Ce séminaire vise un public intéressé vers les concepts de base et l’application aux phénomènes de transport

Vendredi 30 Juin à 14 h 00

Amphithéâtre Nougaro

This lecture aims to provide an MRI tutorial to the IMFT community with general interests in using MRI to study transport processes. With the assumption that the audience are fluent with Fourier transform and electromagnetism, MRI is described using largely the classical torque equation as proton spin responses to various magnetic fields, which consist of the engineered fields and the intrinsic fields. The engineered fields include 1) the main field that is uniform in space and constant in time ; 2) the programmable gradient field that varies linearly in space ; and 3) the programmable radiofrequency (RF) field.

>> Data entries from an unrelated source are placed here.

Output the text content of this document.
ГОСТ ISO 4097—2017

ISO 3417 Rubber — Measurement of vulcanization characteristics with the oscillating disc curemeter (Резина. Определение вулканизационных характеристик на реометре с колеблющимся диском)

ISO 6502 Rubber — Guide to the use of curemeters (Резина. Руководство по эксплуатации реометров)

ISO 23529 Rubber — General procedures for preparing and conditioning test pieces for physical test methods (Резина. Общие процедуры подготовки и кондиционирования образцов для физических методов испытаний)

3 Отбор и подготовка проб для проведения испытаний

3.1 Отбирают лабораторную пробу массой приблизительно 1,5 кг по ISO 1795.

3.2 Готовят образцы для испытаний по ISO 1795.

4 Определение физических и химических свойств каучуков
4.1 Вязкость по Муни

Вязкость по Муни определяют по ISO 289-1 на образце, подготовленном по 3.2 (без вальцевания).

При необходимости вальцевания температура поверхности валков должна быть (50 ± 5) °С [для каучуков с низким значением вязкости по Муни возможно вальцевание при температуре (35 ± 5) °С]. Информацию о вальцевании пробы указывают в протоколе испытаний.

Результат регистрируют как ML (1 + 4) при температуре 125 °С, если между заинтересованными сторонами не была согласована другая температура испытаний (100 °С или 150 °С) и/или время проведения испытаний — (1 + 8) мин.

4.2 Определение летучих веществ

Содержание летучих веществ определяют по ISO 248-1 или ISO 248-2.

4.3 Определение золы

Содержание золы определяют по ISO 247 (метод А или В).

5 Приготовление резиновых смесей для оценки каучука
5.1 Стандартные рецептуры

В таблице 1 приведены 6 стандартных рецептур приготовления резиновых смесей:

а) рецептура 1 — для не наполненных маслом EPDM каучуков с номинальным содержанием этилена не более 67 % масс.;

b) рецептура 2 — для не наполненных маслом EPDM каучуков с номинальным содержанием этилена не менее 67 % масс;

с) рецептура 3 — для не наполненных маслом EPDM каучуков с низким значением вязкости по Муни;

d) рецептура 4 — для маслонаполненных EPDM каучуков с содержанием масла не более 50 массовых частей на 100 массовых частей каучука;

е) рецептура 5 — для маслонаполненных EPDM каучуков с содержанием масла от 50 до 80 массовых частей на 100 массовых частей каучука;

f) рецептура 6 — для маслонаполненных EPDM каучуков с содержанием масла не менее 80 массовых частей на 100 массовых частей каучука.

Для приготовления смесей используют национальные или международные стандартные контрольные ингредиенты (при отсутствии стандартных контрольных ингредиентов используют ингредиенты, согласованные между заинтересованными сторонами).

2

The intrinsic fields include dipole fields from neighboring protons under thermal fluctuation that cause relaxations, and fields from molecular electron clouds that cause susceptibility/chemical shift. Protons do the signal-generating spin procession under the main field, which is really needed to bring a small spin order over thermal fluctuation. The RF field is used to pump energy against relaxation-caused signal decay. The invention of MRI is the gradient field, which is used to provide spatial encoding for image formation, and to provide motion encoding for studying flow and diffusion. Currently, MRI of flow in large vessel (magnetic resonance angiography, MRA) and MRI of diffusion (diffusion weighted imaging (DWI), diffusion tensor imaging (TDI)) have been commonly used in clinical practice. MRI of flow in arterioles, capillaries and venioles (MR perfusion imaging) has also been used largely as a perfusion weighted imaging (PWI), but accurate perfusion quantification remains a challenge for critical medical problems such as ischemic stroke and heart attack.